Typically, on this blog, I focus almost exclusively on matters that relate to habeas proceedings themselves, as opposed to just pure criminal law issues.
However, it is true that on the front end of habeas are those decisions by the Supreme Court that produce the "clearly established law" on which habeas relief can be granted.
So, at times, I do discuss the new "clearly established law," such as when the Court decided Melendez-Diaz. But not all of them. Probably more out of a lack of time than a lack of interest.
But it goes without saying that it's important to be aware of the upcoming cases and eventual decisions from the Supreme Court. I don't think I can spend as much time focusing on them as I would like, but I'll try to give a heads up and give links to some analysis when I see it.
In the next couple of months, the Court will be hearing argument in these cases with the potential for establishing clearly established law:
Maryland v.

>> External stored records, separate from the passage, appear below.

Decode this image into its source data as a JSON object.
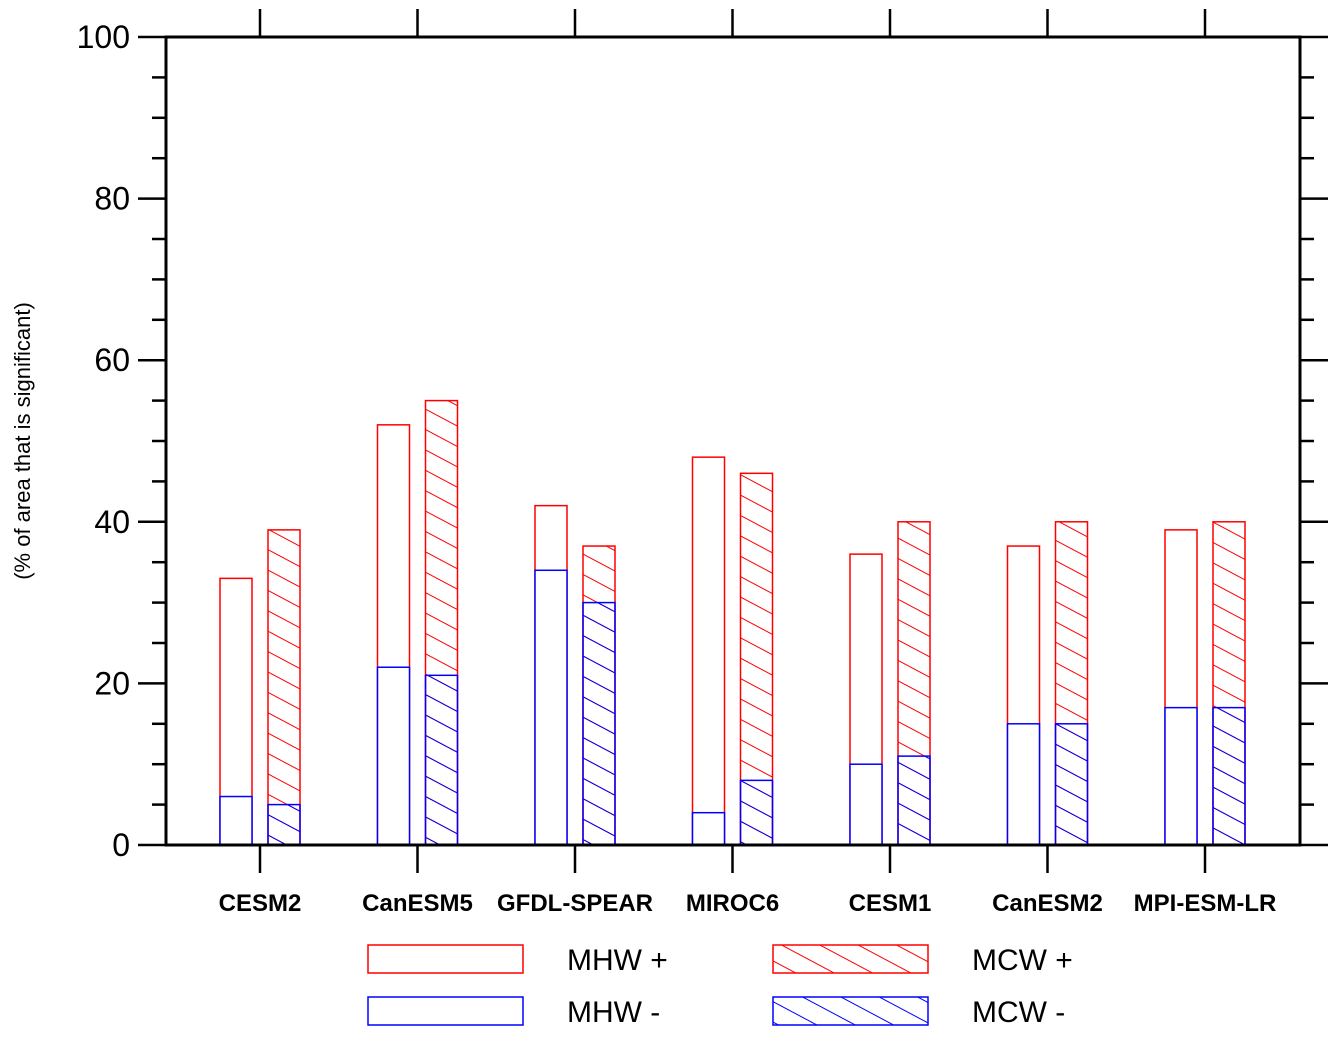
{
  "chart_data": {
    "type": "bar",
    "title": "",
    "xlabel": "",
    "ylabel": "(% of area that is significant)",
    "ylim": [
      0,
      100
    ],
    "yticks": [
      0,
      20,
      40,
      60,
      80,
      100
    ],
    "categories": [
      "CESM2",
      "CanESM5",
      "GFDL-SPEAR",
      "MIROC6",
      "CESM1",
      "CanESM2",
      "MPI-ESM-LR"
    ],
    "series": [
      {
        "name": "MHW +",
        "values": [
          33,
          52,
          42,
          48,
          36,
          37,
          39
        ],
        "color": "#ff0000",
        "hatched": false,
        "group": "MHW"
      },
      {
        "name": "MCW +",
        "values": [
          39,
          55,
          37,
          46,
          40,
          40,
          40
        ],
        "color": "#ff0000",
        "hatched": true,
        "group": "MCW"
      },
      {
        "name": "MHW -",
        "values": [
          6,
          22,
          34,
          4,
          10,
          15,
          17
        ],
        "color": "#0000ff",
        "hatched": false,
        "group": "MHW"
      },
      {
        "name": "MCW -",
        "values": [
          5,
          21,
          30,
          8,
          11,
          15,
          17
        ],
        "color": "#0000ff",
        "hatched": true,
        "group": "MCW"
      }
    ],
    "grid": false,
    "legend_position": "bottom"
  }
}
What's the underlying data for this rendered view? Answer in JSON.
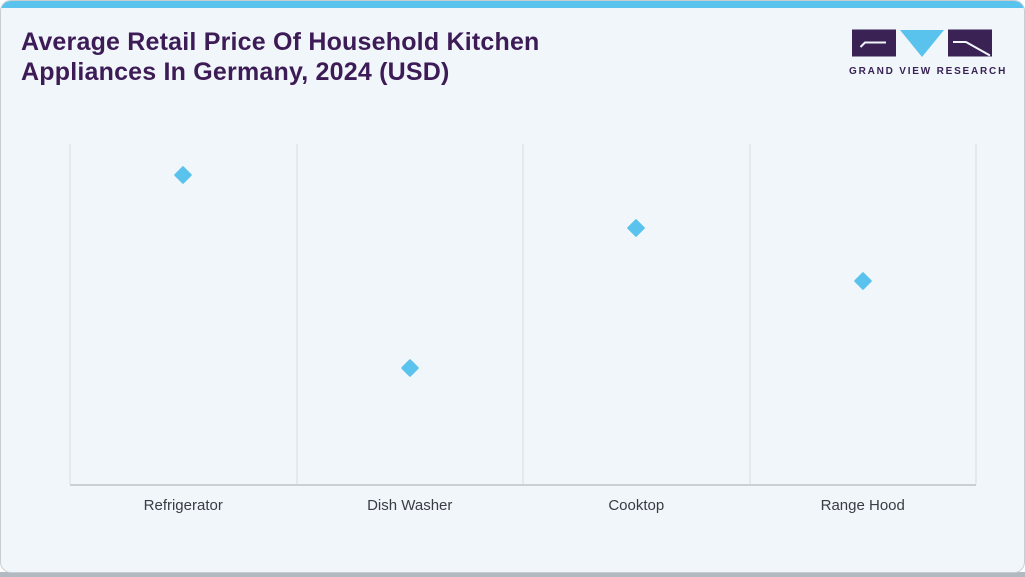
{
  "page": {
    "title": "Average Retail Price Of Household Kitchen Appliances In Germany, 2024 (USD)"
  },
  "brand": {
    "logo_text": "GRAND VIEW RESEARCH"
  },
  "colors": {
    "accent": "#5ac3ed",
    "title": "#3d1b56",
    "brand-purple": "#3a2254",
    "brand-cyan": "#5ac3ed",
    "card-bg": "#f0f6fa",
    "card-border": "#c9cdd1",
    "bottom-strip": "#b3b9c0",
    "marker": "#5ac3ed",
    "gridline": "#dadcde",
    "axis-line": "#cbcfd3",
    "axis-label": "#3a3b45"
  },
  "chart_data": {
    "type": "scatter",
    "marker_shape": "diamond",
    "title": "Average Retail Price Of Household Kitchen Appliances In Germany, 2024 (USD)",
    "categories": [
      "Refrigerator",
      "Dish Washer",
      "Cooktop",
      "Range Hood"
    ],
    "values": [
      1090,
      410,
      905,
      715
    ],
    "xlabel": "",
    "ylabel": "",
    "ylim": [
      0,
      1200
    ],
    "y_axis_labels_visible": false,
    "grid": "vertical-only",
    "legend": "none",
    "values_estimated_from_positions": true
  }
}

Shatzer (10/5) -- police duty to abide by a request for counsel (and thus a prohibition on questioning) three years after it was first asserted
Florida v. Powell (12/7) -- police duty to clarify and explain Miranda warnings before questioning a subject
Sullivan v. Florida; Graham v. Florida (11/9) -- constitutionality of sentencing juvenile to life without parole
Padilla v. Kentucky (10/13) -- Is an attorney ineffective for misadvising a defendant about the deportation consequences of the conviction, and if the misadvice induced the plea, does the plea need to be set aside?

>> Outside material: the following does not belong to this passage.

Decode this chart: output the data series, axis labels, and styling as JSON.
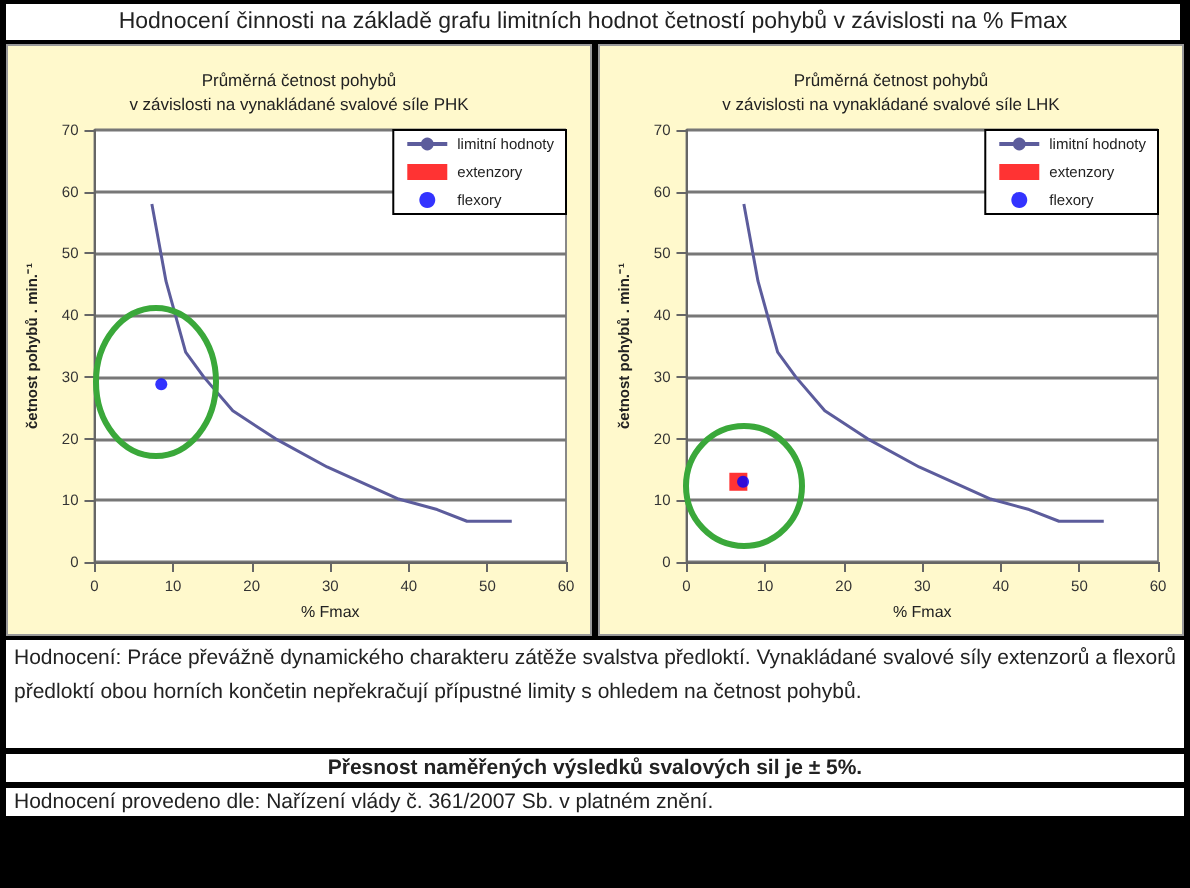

I assuming that there are other criminal law cases for the potential to create some clearly established law, but I'll wait to mention them until they are calendared.
And at least one cert. grant announced on Wednesday also could create some clearly established law:
O'Brien v. US - whether a mandatory minimum sentence requires the judge or a jury to determine the fact in support of the imposition of the sentence
Although O'Brien is a federal criminal case interpreting a federal criminal statute, it has been suggested that this case could end up overruling Harris v. US, which held that Apprendi does not apply to a mandatory minimum sentence. If true, that could have a big effect in New York as criminal history sentencing enhancements often times only increase the minimum sentence, but not the maximum. [My mistake, see Al O'Connor's comment below]
Regarding O'Brien - Most mandatory minimum terms in New York are dictated by prior felony convictions alone, and so would fall outside of Apprendi's reach. New York law does include a few sentencing provisions where the minimum term might be governed by judicial fact finding within the meaning of Apprendi. However, the most significant, the ameliorative gun sentencing provisions [Penal Law sections 70.02 (2)(c) and (4), Penal Law section 70.15 (1)], have been rendered largely irrelevant by the 2006 amendment raising possession of a loaded gun to a Class C violent felony. Another sentencing law in this category, the domestic violence exception to determinate sentencing (Penal Law section 60.12), has been invoked only a handful of times since 1998.